What's not red and about the size of your thumb?

Tomatoes, before ancient scientists set out to make them patabale.  This genomic history of tomato breeding, based on sequencing of 360 varieties of the tomato plant, has vaulted beyond the first tomato genome sequence completed just two years ago. It will lend insight into science for people who believe genetic modification only began happening during the Clinton administration.

Analysis of the genome sequences of these 360 varieties and wild strains shows which regions of the genome were under selection during domestication and breeding. The study identified two independent sets of genes responsible for making the fruit of modern commercial tomatoes 100 times larger than their wild ancestors.
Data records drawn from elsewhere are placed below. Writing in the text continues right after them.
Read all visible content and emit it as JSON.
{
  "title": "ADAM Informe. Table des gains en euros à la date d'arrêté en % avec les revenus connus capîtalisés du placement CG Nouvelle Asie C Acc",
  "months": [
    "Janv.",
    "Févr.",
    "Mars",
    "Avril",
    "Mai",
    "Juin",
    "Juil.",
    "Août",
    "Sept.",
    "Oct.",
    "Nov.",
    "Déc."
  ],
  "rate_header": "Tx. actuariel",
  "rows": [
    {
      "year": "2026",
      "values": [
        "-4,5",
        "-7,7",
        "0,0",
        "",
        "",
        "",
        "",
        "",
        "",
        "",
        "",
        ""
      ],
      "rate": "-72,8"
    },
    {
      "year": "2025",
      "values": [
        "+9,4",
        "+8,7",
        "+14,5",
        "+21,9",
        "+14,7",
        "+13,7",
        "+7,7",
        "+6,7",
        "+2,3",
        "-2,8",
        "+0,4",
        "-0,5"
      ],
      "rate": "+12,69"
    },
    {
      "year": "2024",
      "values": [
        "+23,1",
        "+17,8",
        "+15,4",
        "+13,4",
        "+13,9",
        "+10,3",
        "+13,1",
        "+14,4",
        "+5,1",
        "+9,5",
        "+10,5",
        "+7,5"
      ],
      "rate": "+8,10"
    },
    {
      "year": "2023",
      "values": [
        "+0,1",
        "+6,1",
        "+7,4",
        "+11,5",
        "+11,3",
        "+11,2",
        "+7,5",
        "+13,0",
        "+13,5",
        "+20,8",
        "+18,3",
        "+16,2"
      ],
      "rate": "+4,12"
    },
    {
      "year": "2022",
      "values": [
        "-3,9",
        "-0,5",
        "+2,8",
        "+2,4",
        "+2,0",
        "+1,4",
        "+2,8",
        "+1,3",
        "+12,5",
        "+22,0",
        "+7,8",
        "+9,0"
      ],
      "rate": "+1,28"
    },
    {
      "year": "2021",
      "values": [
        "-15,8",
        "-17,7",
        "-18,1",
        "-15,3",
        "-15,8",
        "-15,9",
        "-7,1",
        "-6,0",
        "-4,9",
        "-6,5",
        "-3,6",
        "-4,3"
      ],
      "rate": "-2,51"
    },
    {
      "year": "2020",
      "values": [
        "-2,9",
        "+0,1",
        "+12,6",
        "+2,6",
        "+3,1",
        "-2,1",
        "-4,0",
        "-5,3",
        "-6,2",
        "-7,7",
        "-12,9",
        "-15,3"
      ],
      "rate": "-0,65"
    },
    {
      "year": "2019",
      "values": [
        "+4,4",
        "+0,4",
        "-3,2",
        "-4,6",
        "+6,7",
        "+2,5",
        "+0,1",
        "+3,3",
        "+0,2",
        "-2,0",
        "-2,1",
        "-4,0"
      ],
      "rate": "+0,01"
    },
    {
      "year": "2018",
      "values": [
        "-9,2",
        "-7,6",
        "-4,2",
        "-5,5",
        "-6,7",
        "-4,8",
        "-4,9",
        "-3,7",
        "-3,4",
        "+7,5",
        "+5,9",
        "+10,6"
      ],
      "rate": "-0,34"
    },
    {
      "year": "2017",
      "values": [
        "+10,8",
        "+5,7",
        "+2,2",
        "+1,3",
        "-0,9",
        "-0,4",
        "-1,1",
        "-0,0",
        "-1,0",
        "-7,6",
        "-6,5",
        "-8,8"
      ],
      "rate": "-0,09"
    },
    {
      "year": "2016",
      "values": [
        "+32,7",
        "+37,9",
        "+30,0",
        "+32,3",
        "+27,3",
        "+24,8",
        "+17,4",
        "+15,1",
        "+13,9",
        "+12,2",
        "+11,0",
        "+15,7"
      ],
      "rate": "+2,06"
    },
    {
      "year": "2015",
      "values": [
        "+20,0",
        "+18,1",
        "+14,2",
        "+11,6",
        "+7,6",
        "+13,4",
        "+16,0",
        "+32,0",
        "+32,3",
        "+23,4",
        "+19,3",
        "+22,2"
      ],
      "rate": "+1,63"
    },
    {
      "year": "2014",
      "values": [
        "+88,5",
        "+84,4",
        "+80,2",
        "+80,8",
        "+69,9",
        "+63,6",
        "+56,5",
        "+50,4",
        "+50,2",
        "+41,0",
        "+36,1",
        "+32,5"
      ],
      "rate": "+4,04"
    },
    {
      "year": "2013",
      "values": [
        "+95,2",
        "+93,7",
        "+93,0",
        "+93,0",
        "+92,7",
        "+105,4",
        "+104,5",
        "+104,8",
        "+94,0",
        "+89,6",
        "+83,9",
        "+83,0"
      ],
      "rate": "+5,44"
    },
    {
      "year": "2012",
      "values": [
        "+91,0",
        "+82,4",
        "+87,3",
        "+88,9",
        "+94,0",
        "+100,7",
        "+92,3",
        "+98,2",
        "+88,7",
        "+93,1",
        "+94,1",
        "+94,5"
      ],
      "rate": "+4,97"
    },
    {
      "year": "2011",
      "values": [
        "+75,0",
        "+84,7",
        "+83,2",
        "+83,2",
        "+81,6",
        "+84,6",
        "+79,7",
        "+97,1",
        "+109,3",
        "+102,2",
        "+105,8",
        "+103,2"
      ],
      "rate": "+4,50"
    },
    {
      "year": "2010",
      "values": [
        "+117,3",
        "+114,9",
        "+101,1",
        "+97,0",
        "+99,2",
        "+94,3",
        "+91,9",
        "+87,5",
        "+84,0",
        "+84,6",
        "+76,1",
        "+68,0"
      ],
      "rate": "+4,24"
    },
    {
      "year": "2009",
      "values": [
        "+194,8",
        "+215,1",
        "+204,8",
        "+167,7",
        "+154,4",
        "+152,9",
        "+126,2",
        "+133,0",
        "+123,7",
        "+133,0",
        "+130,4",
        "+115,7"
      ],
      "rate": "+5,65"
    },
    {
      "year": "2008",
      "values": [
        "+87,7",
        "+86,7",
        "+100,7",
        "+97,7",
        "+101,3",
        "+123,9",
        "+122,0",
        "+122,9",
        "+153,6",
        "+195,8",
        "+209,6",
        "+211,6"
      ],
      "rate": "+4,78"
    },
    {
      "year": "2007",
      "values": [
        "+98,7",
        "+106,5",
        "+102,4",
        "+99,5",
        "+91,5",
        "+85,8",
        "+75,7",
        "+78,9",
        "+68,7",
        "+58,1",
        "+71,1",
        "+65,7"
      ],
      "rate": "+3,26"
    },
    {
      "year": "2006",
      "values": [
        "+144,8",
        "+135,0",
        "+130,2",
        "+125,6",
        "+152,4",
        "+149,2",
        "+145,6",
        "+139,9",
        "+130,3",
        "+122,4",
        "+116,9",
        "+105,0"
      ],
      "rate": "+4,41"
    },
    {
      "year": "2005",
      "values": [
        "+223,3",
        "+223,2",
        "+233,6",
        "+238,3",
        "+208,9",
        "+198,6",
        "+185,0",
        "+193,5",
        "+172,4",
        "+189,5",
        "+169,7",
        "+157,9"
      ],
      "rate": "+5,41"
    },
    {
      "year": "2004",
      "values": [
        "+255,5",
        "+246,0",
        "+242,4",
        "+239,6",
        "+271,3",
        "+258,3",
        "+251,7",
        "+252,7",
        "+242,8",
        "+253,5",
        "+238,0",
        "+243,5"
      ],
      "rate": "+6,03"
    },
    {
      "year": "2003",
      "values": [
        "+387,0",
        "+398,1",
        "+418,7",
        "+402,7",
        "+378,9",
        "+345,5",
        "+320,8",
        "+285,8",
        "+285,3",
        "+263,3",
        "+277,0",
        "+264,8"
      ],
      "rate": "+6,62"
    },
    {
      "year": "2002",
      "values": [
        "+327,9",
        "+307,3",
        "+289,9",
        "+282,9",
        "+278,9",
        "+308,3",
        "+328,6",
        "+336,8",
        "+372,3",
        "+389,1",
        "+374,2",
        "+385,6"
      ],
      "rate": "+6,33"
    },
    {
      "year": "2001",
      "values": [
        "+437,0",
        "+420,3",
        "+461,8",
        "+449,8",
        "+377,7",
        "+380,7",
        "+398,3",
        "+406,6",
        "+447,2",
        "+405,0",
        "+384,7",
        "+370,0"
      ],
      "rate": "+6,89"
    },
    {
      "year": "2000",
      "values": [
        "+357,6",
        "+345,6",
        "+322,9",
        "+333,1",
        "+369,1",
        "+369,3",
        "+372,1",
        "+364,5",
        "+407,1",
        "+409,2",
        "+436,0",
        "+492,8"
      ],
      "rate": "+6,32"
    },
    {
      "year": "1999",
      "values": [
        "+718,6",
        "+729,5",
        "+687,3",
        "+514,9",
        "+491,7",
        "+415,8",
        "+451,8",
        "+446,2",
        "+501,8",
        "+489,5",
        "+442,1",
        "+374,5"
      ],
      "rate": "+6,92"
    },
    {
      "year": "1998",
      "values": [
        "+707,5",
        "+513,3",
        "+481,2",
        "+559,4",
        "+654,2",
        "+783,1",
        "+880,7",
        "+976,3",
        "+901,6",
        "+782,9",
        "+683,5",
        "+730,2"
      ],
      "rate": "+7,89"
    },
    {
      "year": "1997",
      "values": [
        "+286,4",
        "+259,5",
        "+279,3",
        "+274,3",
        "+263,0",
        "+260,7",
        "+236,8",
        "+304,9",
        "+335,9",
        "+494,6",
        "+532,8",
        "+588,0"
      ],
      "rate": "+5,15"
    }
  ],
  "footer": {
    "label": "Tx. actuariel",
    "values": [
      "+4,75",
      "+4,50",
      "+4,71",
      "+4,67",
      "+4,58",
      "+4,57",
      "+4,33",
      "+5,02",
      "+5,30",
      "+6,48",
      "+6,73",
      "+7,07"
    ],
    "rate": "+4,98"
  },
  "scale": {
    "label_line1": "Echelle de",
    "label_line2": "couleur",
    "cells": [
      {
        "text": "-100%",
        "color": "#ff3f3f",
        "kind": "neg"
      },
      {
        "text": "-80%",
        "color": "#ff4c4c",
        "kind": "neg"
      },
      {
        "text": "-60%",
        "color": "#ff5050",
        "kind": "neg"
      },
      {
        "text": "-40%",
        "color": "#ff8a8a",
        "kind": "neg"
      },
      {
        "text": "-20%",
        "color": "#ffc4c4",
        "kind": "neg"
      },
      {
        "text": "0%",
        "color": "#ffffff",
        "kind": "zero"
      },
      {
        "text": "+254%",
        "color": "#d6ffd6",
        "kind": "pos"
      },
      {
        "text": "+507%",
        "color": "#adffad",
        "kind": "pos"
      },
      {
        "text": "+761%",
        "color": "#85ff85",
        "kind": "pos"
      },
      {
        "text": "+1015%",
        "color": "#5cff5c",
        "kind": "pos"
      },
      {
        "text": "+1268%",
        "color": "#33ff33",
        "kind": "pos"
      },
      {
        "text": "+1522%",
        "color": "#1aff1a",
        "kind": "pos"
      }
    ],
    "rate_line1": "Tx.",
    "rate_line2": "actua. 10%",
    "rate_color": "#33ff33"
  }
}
The sequencing of 360 varieties of wild and domestic tomatoes has yielded insights into domestication and pest resistance. Credit: Roger Chetelat, UC Davis

An important finding is that specific regions of the tomato genome were unintentionally depleted in genetic variation: for example, in DNA around genes conferring larger fruit size or genes for resistance to diseases afflicting tomato plants.

These stretches of genetic uniformity illustrate the need to increase overall genetic diversity in modern varieties and highlight the important role that the Rick Tomato Genetics Resource Center and similar collections play in housing much of the genetic variability that will be critical for future breeding and research on tomato.